No puede extrañar que la Iglesia haya ido descubriendo a lo largo de los siglos, cada vez con más hondura espiritual, la necesidad de recordar e instar a los fieles el valor sumo e insustituible que ese sacramento eminentemente pascual encierra para la vida de los cristianos -el Concilio Vaticano II la definirá como “fuente y cima de toda la vida cristiana” (LG 11)- y para el testimonio de su fe, pleno, efectivo y evangelizador en medio del mundo. Y, por tanto, que instituyese un día litúrgico en que este Misterio de la Eucaristía, “que encierra en síntesis el núcleo del Misterio de la Iglesia” (Ec.

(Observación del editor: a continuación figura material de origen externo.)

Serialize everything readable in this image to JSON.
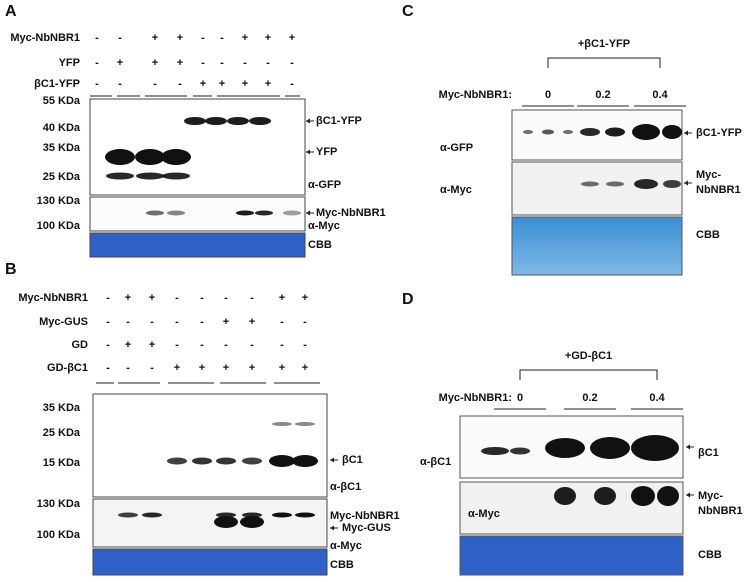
{
  "panels": [
    {
      "letter": "A",
      "rows": [
        {
          "label": "Myc-NbNBR1",
          "signs": [
            "-",
            "-",
            "+",
            "+",
            "-",
            "-",
            "+",
            "+",
            "+"
          ]
        },
        {
          "label": "YFP",
          "signs": [
            "-",
            "+",
            "+",
            "+",
            "-",
            "-",
            "-",
            "-",
            "-"
          ]
        },
        {
          "label": "βC1-YFP",
          "signs": [
            "-",
            "-",
            "-",
            "-",
            "+",
            "+",
            "+",
            "+",
            "-"
          ]
        }
      ],
      "markers": [
        "55 KDa",
        "40 KDa",
        "35 KDa",
        "25 KDa",
        "130 KDa",
        "100 KDa"
      ],
      "right_labels": [
        "βC1-YFP",
        "YFP",
        "α-GFP",
        "Myc-NbNBR1",
        "α-Myc",
        "CBB"
      ]
    },
    {
      "letter": "B",
      "rows": [
        {
          "label": "Myc-NbNBR1",
          "signs": [
            "-",
            "+",
            "+",
            "-",
            "-",
            "-",
            "-",
            "+",
            "+"
          ]
        },
        {
          "label": "Myc-GUS",
          "signs": [
            "-",
            "-",
            "-",
            "-",
            "-",
            "+",
            "+",
            "-",
            "-"
          ]
        },
        {
          "label": "GD",
          "signs": [
            "-",
            "+",
            "+",
            "-",
            "-",
            "-",
            "-",
            "-",
            "-"
          ]
        },
        {
          "label": "GD-βC1",
          "signs": [
            "-",
            "-",
            "-",
            "+",
            "+",
            "+",
            "+",
            "+",
            "+"
          ]
        }
      ],
      "markers": [
        "35 KDa",
        "25 KDa",
        "15 KDa",
        "130 KDa",
        "100 KDa"
      ],
      "right_labels": [
        "βC1",
        "α-βC1",
        "Myc-NbNBR1",
        "Myc-GUS",
        "α-Myc",
        "CBB"
      ]
    },
    {
      "letter": "C",
      "header": "+βC1-YFP",
      "dose_label": "Myc-NbNBR1:",
      "doses": [
        "0",
        "0.2",
        "0.4"
      ],
      "left_labels": [
        "α-GFP",
        "α-Myc"
      ],
      "right_labels": [
        "βC1-YFP",
        "Myc-",
        "NbNBR1",
        "CBB"
      ]
    },
    {
      "letter": "D",
      "header": "+GD-βC1",
      "dose_label": "Myc-NbNBR1:",
      "doses": [
        "0",
        "0.2",
        "0.4"
      ],
      "left_labels": [
        "α-βC1",
        "α-Myc"
      ],
      "right_labels": [
        "βC1",
        "Myc-",
        "NbNBR1",
        "CBB"
      ]
    }
  ]
}
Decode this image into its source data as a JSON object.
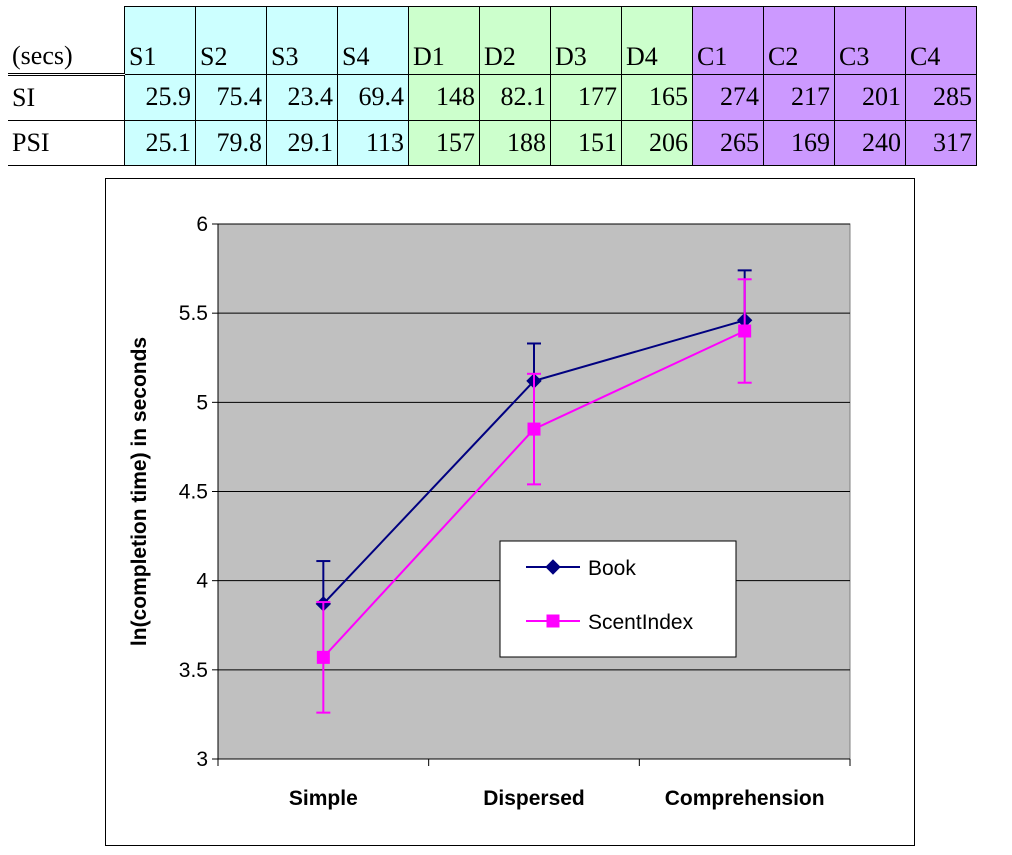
{
  "table": {
    "corner": "(secs)",
    "columns": [
      {
        "label": "S1",
        "group": "simple"
      },
      {
        "label": "S2",
        "group": "simple"
      },
      {
        "label": "S3",
        "group": "simple"
      },
      {
        "label": "S4",
        "group": "simple"
      },
      {
        "label": "D1",
        "group": "dispersed"
      },
      {
        "label": "D2",
        "group": "dispersed"
      },
      {
        "label": "D3",
        "group": "dispersed"
      },
      {
        "label": "D4",
        "group": "dispersed"
      },
      {
        "label": "C1",
        "group": "comprehension"
      },
      {
        "label": "C2",
        "group": "comprehension"
      },
      {
        "label": "C3",
        "group": "comprehension"
      },
      {
        "label": "C4",
        "group": "comprehension"
      }
    ],
    "rows": [
      {
        "label": "SI",
        "values": [
          "25.9",
          "75.4",
          "23.4",
          "69.4",
          "148",
          "82.1",
          "177",
          "165",
          "274",
          "217",
          "201",
          "285"
        ]
      },
      {
        "label": "PSI",
        "values": [
          "25.1",
          "79.8",
          "29.1",
          "113",
          "157",
          "188",
          "151",
          "206",
          "265",
          "169",
          "240",
          "317"
        ]
      }
    ],
    "group_colors": {
      "simple": "#ccffff",
      "dispersed": "#ccffcc",
      "comprehension": "#cc99ff"
    }
  },
  "chart_data": {
    "type": "line",
    "categories": [
      "Simple",
      "Dispersed",
      "Comprehension"
    ],
    "ylabel": "ln(completion time) in seconds",
    "ylim": [
      3,
      6
    ],
    "yticks": [
      "3",
      "3.5",
      "4",
      "4.5",
      "5",
      "5.5",
      "6"
    ],
    "grid": true,
    "legend_position": "inside-right",
    "plot_background": "#c0c0c0",
    "series": [
      {
        "name": "Book",
        "color": "#000080",
        "marker": "diamond",
        "values": [
          3.87,
          5.12,
          5.46
        ],
        "err_upper": [
          4.11,
          5.33,
          5.74
        ],
        "err_lower": null
      },
      {
        "name": "ScentIndex",
        "color": "#ff00ff",
        "marker": "square",
        "values": [
          3.57,
          4.85,
          5.4
        ],
        "err_upper": [
          3.88,
          5.16,
          5.69
        ],
        "err_lower": [
          3.26,
          4.54,
          5.11
        ]
      }
    ]
  }
}
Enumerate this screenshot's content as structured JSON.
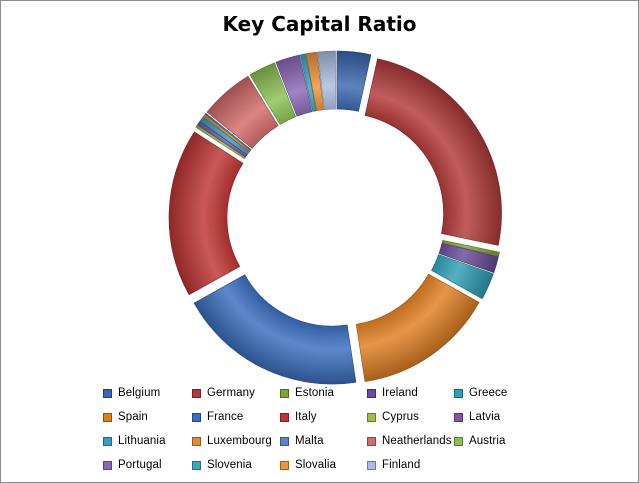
{
  "chart_data": {
    "type": "pie",
    "variant": "exploded-donut",
    "title": "Key Capital Ratio",
    "legend_position": "bottom",
    "series": [
      {
        "name": "Belgium",
        "value": 2.5,
        "color": "#3a66b0"
      },
      {
        "name": "Germany",
        "value": 18.0,
        "color": "#b23a3a"
      },
      {
        "name": "Estonia",
        "value": 0.3,
        "color": "#7fa43a"
      },
      {
        "name": "Ireland",
        "value": 1.2,
        "color": "#6a4a9a"
      },
      {
        "name": "Greece",
        "value": 2.0,
        "color": "#2f9fb5"
      },
      {
        "name": "Spain",
        "value": 10.5,
        "color": "#e07f22"
      },
      {
        "name": "France",
        "value": 14.0,
        "color": "#3a6fbf"
      },
      {
        "name": "Italy",
        "value": 12.5,
        "color": "#c03434"
      },
      {
        "name": "Cyprus",
        "value": 0.2,
        "color": "#9bbd4a"
      },
      {
        "name": "Latvia",
        "value": 0.3,
        "color": "#7d56a8"
      },
      {
        "name": "Lithuania",
        "value": 0.4,
        "color": "#3b9ec0"
      },
      {
        "name": "Luxembourg",
        "value": 0.2,
        "color": "#e38a33"
      },
      {
        "name": "Malta",
        "value": 0.1,
        "color": "#5b86c8"
      },
      {
        "name": "Neatherlands",
        "value": 4.0,
        "color": "#d46a6a"
      },
      {
        "name": "Austria",
        "value": 2.0,
        "color": "#8cc152"
      },
      {
        "name": "Portugal",
        "value": 1.8,
        "color": "#8a68b8"
      },
      {
        "name": "Slovenia",
        "value": 0.4,
        "color": "#3aa6c2"
      },
      {
        "name": "Slovalia",
        "value": 0.8,
        "color": "#f0933a"
      },
      {
        "name": "Finland",
        "value": 1.3,
        "color": "#a9bde0"
      }
    ]
  }
}
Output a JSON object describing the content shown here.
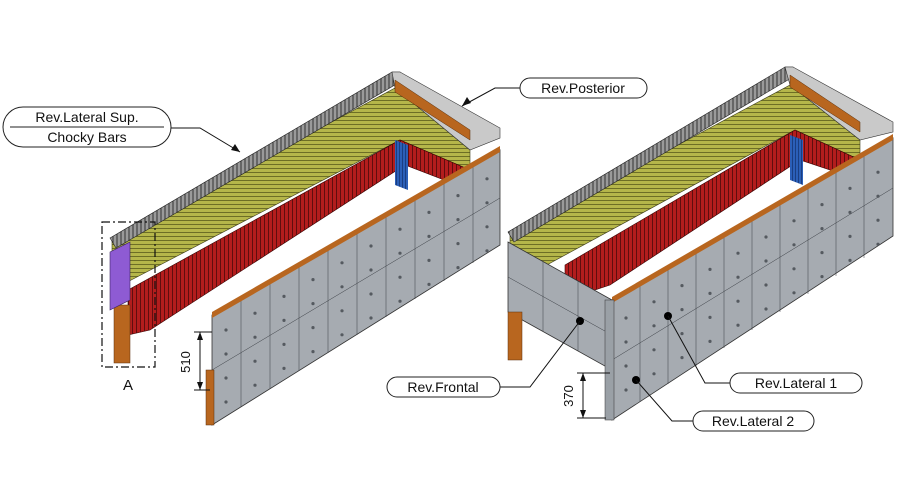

Eucaristía, 1), fuese proclamado, adorado y celebrado en los campos y en las ciudades, en sus calles y plazas, con todo el esplendor propio del culto solemne del que la Liturgia es capaz.

Urge esta proclamación en la Iglesia y para la Iglesia en el año 2004

¿Cómo iba a ocultarse la Iglesia a sí misma y a sus fieles la presencia de su Señor y Salvador, su Cabeza y Esposo, Jesucristo, significada y realizada substancialmente en el Santísimo Sacramento del Altar? ¡Si es el don y el dato sacramental por excelencia que preside y acompaña toda su existencia y peregrinación en este mundo; más aún, si se trata del signo eficaz de que la ofrenda sacerdotal de Cristo en la Cruz se renueva y actualiza constantemente en su seno por el ministerio de los Obispos y de los Presbíteros! ¿Es que se puede pasar de largo ante aquella acción y acto, instituido por el Señor, Memorial de su Pasión hasta que él vuelva, que da sentido último, fecundidad sobrenatural y santificadora a toda su actividad pastoral y a la experiencia completa de la vida cristiana y de la fase última de la historia de la salvación?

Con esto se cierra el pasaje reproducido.